For replay-generated outputs (assay replay --bundle ...), summary.json / run.json provenance is aligned to carry:

Field Type Description
provenance.replay boolean true when output came from replay bundle execution
provenance.bundle_digest string SHA256 digest of the bundle archive
provenance.replay_mode string "offline" or "live"
provenance.source_run_id string | absent Optional original run identifier

Replay offline contract uses reason code E_REPLAY_MISSING_DEPENDENCY (exit code 2) when required inputs are missing.

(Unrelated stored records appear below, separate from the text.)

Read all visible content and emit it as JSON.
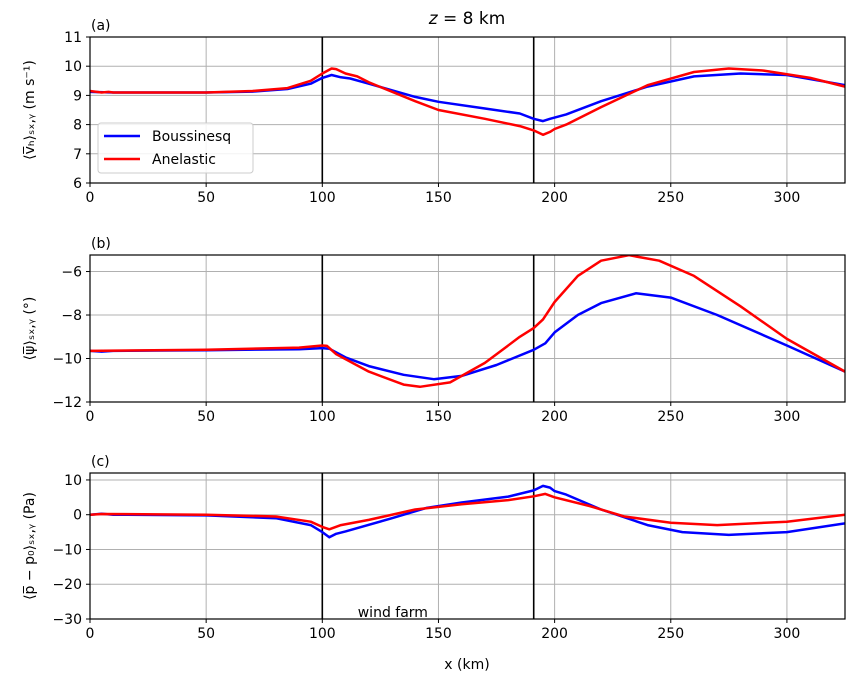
{
  "chart_data": {
    "type": "line",
    "title": "z = 8 km",
    "title_var": "z",
    "title_rest": " = 8 km",
    "xlabel": "x (km)",
    "xlim": [
      0,
      325
    ],
    "xticks": [
      0,
      50,
      100,
      150,
      200,
      250,
      300
    ],
    "grid": true,
    "vertical_lines": [
      100,
      191
    ],
    "legend": {
      "placement": "center-left of panel (a)",
      "entries": [
        "Boussinesq",
        "Anelastic"
      ]
    },
    "colors": {
      "Boussinesq": "#0000ff",
      "Anelastic": "#ff0000",
      "grid": "#b0b0b0",
      "vline": "#000000"
    },
    "panels": [
      {
        "label": "(a)",
        "ylabel": "⟨v̅ₕ⟩ₛₓ,ᵧ (m s⁻¹)",
        "ylim": [
          6,
          11
        ],
        "yticks": [
          6,
          7,
          8,
          9,
          10,
          11
        ],
        "series": [
          {
            "name": "Boussinesq",
            "x": [
              0,
              10,
              50,
              70,
              85,
              95,
              100,
              104,
              108,
              112,
              120,
              140,
              150,
              170,
              185,
              191,
              195,
              198,
              205,
              220,
              240,
              260,
              280,
              300,
              325
            ],
            "y": [
              9.12,
              9.1,
              9.1,
              9.13,
              9.22,
              9.4,
              9.6,
              9.7,
              9.62,
              9.58,
              9.4,
              8.95,
              8.78,
              8.55,
              8.38,
              8.2,
              8.12,
              8.2,
              8.35,
              8.8,
              9.3,
              9.65,
              9.75,
              9.7,
              9.35
            ]
          },
          {
            "name": "Anelastic",
            "x": [
              0,
              5,
              8,
              10,
              50,
              70,
              85,
              95,
              100,
              104,
              106,
              110,
              115,
              120,
              140,
              150,
              170,
              185,
              191,
              195,
              198,
              200,
              205,
              220,
              240,
              260,
              275,
              290,
              310,
              325
            ],
            "y": [
              9.15,
              9.1,
              9.12,
              9.1,
              9.1,
              9.15,
              9.25,
              9.5,
              9.75,
              9.92,
              9.9,
              9.75,
              9.65,
              9.45,
              8.8,
              8.5,
              8.2,
              7.95,
              7.8,
              7.65,
              7.75,
              7.85,
              8.0,
              8.6,
              9.35,
              9.8,
              9.92,
              9.85,
              9.6,
              9.3
            ]
          }
        ]
      },
      {
        "label": "(b)",
        "ylabel": "⟨ψ̅⟩ₛₓ,ᵧ (°)",
        "ylim": [
          -12,
          -5.24
        ],
        "yticks": [
          -12,
          -10,
          -8,
          -6
        ],
        "series": [
          {
            "name": "Boussinesq",
            "x": [
              0,
              5,
              10,
              50,
              90,
              100,
              103,
              110,
              120,
              135,
              148,
              160,
              175,
              191,
              196,
              200,
              210,
              220,
              235,
              250,
              270,
              300,
              325
            ],
            "y": [
              -9.65,
              -9.68,
              -9.65,
              -9.62,
              -9.57,
              -9.52,
              -9.55,
              -9.95,
              -10.35,
              -10.75,
              -10.95,
              -10.8,
              -10.3,
              -9.6,
              -9.3,
              -8.8,
              -8.0,
              -7.45,
              -7.0,
              -7.2,
              -8.0,
              -9.4,
              -10.6
            ]
          },
          {
            "name": "Anelastic",
            "x": [
              0,
              50,
              90,
              100,
              102,
              106,
              120,
              135,
              142,
              155,
              170,
              185,
              191,
              195,
              200,
              210,
              220,
              232,
              245,
              260,
              280,
              300,
              325
            ],
            "y": [
              -9.65,
              -9.6,
              -9.5,
              -9.4,
              -9.42,
              -9.8,
              -10.6,
              -11.2,
              -11.3,
              -11.1,
              -10.2,
              -9.0,
              -8.6,
              -8.2,
              -7.4,
              -6.2,
              -5.5,
              -5.25,
              -5.5,
              -6.2,
              -7.6,
              -9.1,
              -10.6
            ]
          }
        ]
      },
      {
        "label": "(c)",
        "ylabel": "⟨p̅ − p₀⟩ₛₓ,ᵧ (Pa)",
        "ylim": [
          -30,
          12
        ],
        "yticks": [
          -30,
          -20,
          -10,
          0,
          10
        ],
        "annotation": {
          "text": "wind farm",
          "x": 145,
          "y": -28
        },
        "series": [
          {
            "name": "Boussinesq",
            "x": [
              0,
              5,
              10,
              50,
              80,
              95,
              100,
              103,
              106,
              110,
              130,
              145,
              160,
              180,
              191,
              195,
              198,
              200,
              205,
              220,
              240,
              255,
              275,
              300,
              325
            ],
            "y": [
              0,
              0.3,
              0,
              -0.2,
              -1,
              -3,
              -5,
              -6.5,
              -5.5,
              -4.8,
              -1,
              2,
              3.5,
              5.2,
              7,
              8.3,
              7.8,
              6.8,
              5.8,
              1.5,
              -3,
              -5,
              -5.8,
              -5,
              -2.5
            ]
          },
          {
            "name": "Anelastic",
            "x": [
              0,
              5,
              50,
              80,
              95,
              100,
              103,
              108,
              120,
              140,
              160,
              180,
              191,
              196,
              200,
              215,
              230,
              250,
              270,
              300,
              325
            ],
            "y": [
              0,
              0.2,
              0,
              -0.5,
              -2,
              -3.5,
              -4.2,
              -3,
              -1.5,
              1.5,
              3,
              4.2,
              5.3,
              6,
              5,
              2.5,
              -0.5,
              -2.3,
              -3,
              -2,
              0
            ]
          }
        ]
      }
    ]
  }
}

judge_metrics (when present)

Field Type Description
abstain_rate number Fraction of evaluations that were abstain/uncertain
flip_rate number Heuristic: rate of verdict flips (e.g. A/B vs B/A)
consensus_rate number Fraction where all iterations agreed
margin number Average distance to decision boundary

Low-cardinality only; no per-trace or high-cardinality labels.

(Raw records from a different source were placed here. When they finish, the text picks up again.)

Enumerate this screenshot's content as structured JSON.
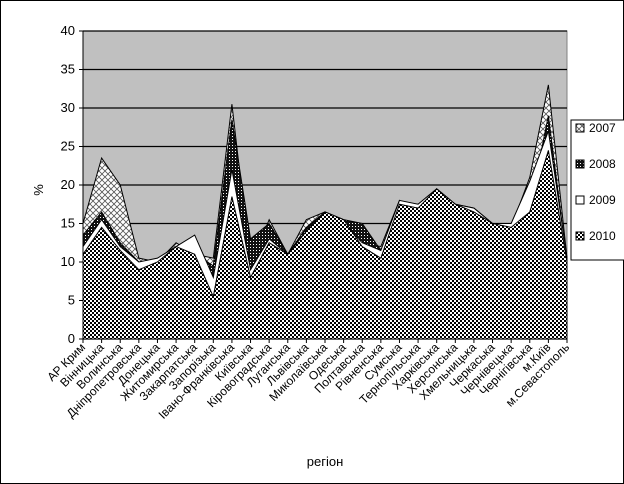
{
  "chart_data": {
    "type": "area",
    "xlabel": "регіон",
    "ylabel": "%",
    "ylim": [
      0,
      40
    ],
    "ytick_step": 5,
    "grid": "horizontal",
    "legend_position": "right",
    "categories": [
      "АР Крим",
      "Вінницька",
      "Волинська",
      "Дніпропетровська",
      "Донецька",
      "Житомирська",
      "Закарпатська",
      "Запорізька",
      "Івано-Франківська",
      "Київська",
      "Кіровоградська",
      "Луганська",
      "Львівська",
      "Миколаївська",
      "Одеська",
      "Полтавська",
      "Рівненська",
      "Сумська",
      "Тернопільська",
      "Харківська",
      "Херсонська",
      "Хмельницька",
      "Черкаська",
      "Чернівецька",
      "Чернігівська",
      "м.Київ",
      "м.Севастополь"
    ],
    "series": [
      {
        "name": "2007",
        "values": [
          15.0,
          23.5,
          20.0,
          10.5,
          10.0,
          12.5,
          11.0,
          10.5,
          30.5,
          9.5,
          15.5,
          11.0,
          15.5,
          16.5,
          15.5,
          12.5,
          12.0,
          18.0,
          16.5,
          19.5,
          17.5,
          16.5,
          15.0,
          14.5,
          21.0,
          33.0,
          10.5
        ]
      },
      {
        "name": "2008",
        "values": [
          13.5,
          16.5,
          12.5,
          10.0,
          10.0,
          12.0,
          11.0,
          9.5,
          28.5,
          13.0,
          15.0,
          11.0,
          14.5,
          16.5,
          15.5,
          15.0,
          11.5,
          17.5,
          17.5,
          19.5,
          17.5,
          17.0,
          15.0,
          14.0,
          17.0,
          29.0,
          10.0
        ]
      },
      {
        "name": "2009",
        "values": [
          12.0,
          15.5,
          12.0,
          10.0,
          10.5,
          12.0,
          13.5,
          8.0,
          22.0,
          9.0,
          13.0,
          11.0,
          14.0,
          16.5,
          15.0,
          12.5,
          11.5,
          18.0,
          17.5,
          19.5,
          17.5,
          17.0,
          15.0,
          15.0,
          20.5,
          27.0,
          10.5
        ]
      },
      {
        "name": "2010",
        "values": [
          11.0,
          14.5,
          11.5,
          9.0,
          10.0,
          12.0,
          11.0,
          5.5,
          18.5,
          8.0,
          12.5,
          11.0,
          14.0,
          16.5,
          15.5,
          12.0,
          10.5,
          17.5,
          17.0,
          19.5,
          17.5,
          16.5,
          15.0,
          14.5,
          16.5,
          24.5,
          10.0
        ]
      }
    ]
  }
}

  • Seeds line: Seeds: seed_version=1 order_seed=<value> judge_seed=<value> Values are the decimal string or null. Normative format per SPEC §3.3.1.
  • Judge metrics line: Printed when judge_metrics is present (e.g. abstain_rate, flip_rate).

Reason codes (exit 1)

reason_code Meaning
E_TEST_FAILED One or more tests failed (assertion/metric)
E_JUDGE_UNCERTAIN Judge returned abstain; cannot decide pass/fail (PR #159)
E_POLICY_VIOLATION Policy rule violated

sarif.omitted (PR #160)

When SARIF was truncated (e.g. more than 25k eligible results), both run.json and summary.json include a top-level sarif object with omitted (integer ≥ 1). When no truncation occurred, the sarif key is absent. Consumers MUST use summary/run for authoritative result counts when sarif.omitted is present; the SARIF file itself is truncated and has runs[0].properties.assay.truncated and omitted_count. See SPEC §6.3 and Architecture Diagrams.

Early-exit behavior

On config error, missing trace, or similar early-exit:

  • run.json (minimal): exit_code, reason_code, reason_code_version, seed_version present; order_seed and judge_seed may be null.
  • summary.json: Same; seeds object present with seed_version; order_seed/judge_seed null when unknown.

Replay-specific note (E9d hardening): for replay early-exit paths (missing dependency, verify fail, parse/open fail), seeds are intentionally written as null to indicate that no new deterministic replay execution occurred.